A common mistake people make when thinking about SANs (especially iSCSI SANs) is assuming the same design principals
and best practices apply to both LANs and SANs. A simple examination of the requirements indicates profound differences: For
instance, with LANs, systems communicate frequently with other systems with the potential for any one system to communicate with
every other system, but with SANs, systems usually don't have any reason to communicate with many other systems and storage. In
fact, most SANs implement technology and processes to restrict potentially harmful communications. Put another way, LANs
assume any-to-any communications whereas SANs assume a need-to-communicate-only operating model.
An excellent strategy for providing a need-to-communicate-only environment is to reduce the number of potential connections. In
general, it is difficult to err in the pursuit of restricting SAN communications and this should be a design goal that is carried through
the initial implementation and all subsequent changes to the SAN. Pursue policies that limit the number of ports in a SAN.
The use of ISLs should be limited as a way to prevent "connection creep" in the SAN. Core-edge designs with ISLs should not
be blindly assumed as the best way to add nodes in the SAN. Instead think about using a single layer of switches that operate in
parallel providing a single-hop environment. Stackable switches such as the Cisco 3750 for iSCSI or the QLogic 5200 for Fibre
Channel have valuable scalability benefits.

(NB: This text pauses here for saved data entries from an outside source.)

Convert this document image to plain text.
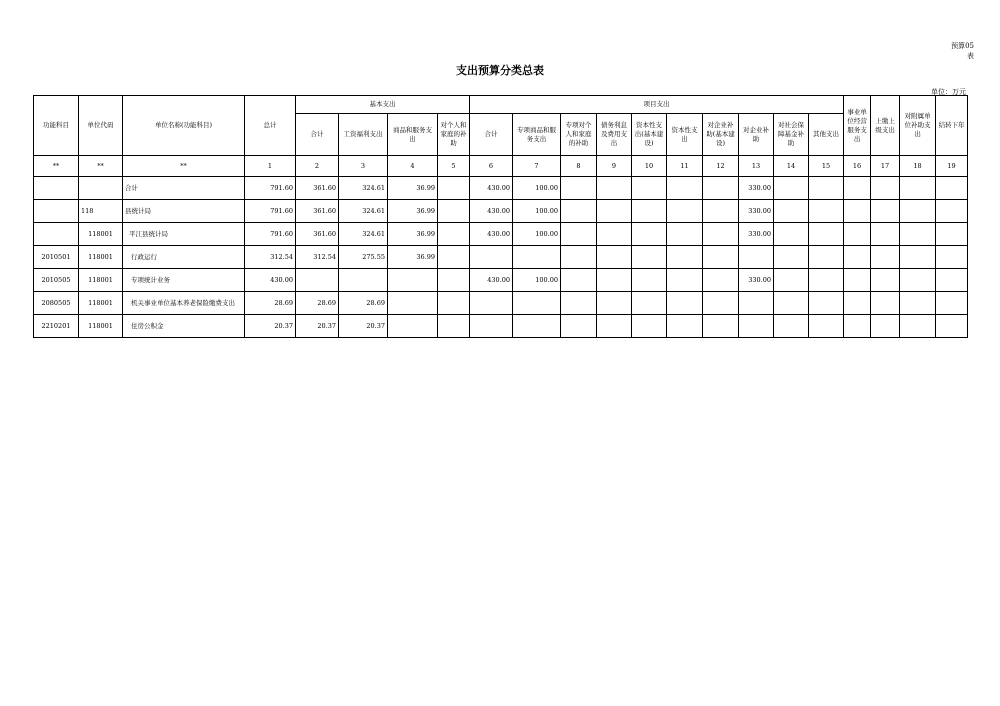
预算05
表
支出预算分类总表
单位：万元
功能科目	单位代码	单位名称(功能科目)	总计	基本支出				项目支出										事业单位经营服务支出	上缴上级支出	对附属单位补助支出	结转下年
				合计	工资福利支出	商品和服务支出	对个人和家庭的补助	合计	专项商品和服务支出	专项对个人和家庭的补助	债务利息及费用支出	资本性支出(基本建设)	资本性支出	对企业补助(基本建设)	对企业补助	对社会保障基金补助	其他支出				
**	**	**	1	2	3	4	5	6	7	8	9	10	11	12	13	14	15	16	17	18	19
		合计	791.60	361.60	324.61	36.99		430.00	100.00						330.00						
	118	县统计局	791.60	361.60	324.61	36.99		430.00	100.00						330.00						
	118001	平江县统计局	791.60	361.60	324.61	36.99		430.00	100.00						330.00						
2010501	118001	行政运行	312.54	312.54	275.55	36.99															
2010505	118001	专项统计业务	430.00					430.00	100.00						330.00						
2080505	118001	机关事业单位基本养老保险缴费支出	28.69	28.69	28.69																
2210201	118001	住房公积金	20.37	20.37	20.37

Core-edge designs should be implemented with a goal of limiting the number of hops. The best core edge designs would have
two hops between systems and storage. One way to do this is to connect storage ports to core switches and servers at the
edge.
Consider using different SANs for disk I/O and backup. For instance, primary disk I/O might require dual paths with independent
switches in those paths, whereas backup might only require a single path between servers and backup devices/systems. This limits
the impact that backup and restore operations have on production disk I/O operations and solves many of the problems originating
from the conflicting connectivity models for primary disk I/O and backup (the connectivity requirements for backup tend to be much
broader than the connectivity requirements for disk access). For example, a dual-port HBA/NIC could be used to connect to the disk
SAN while a single port HBA/NIC could be used to connect to the backup SAN.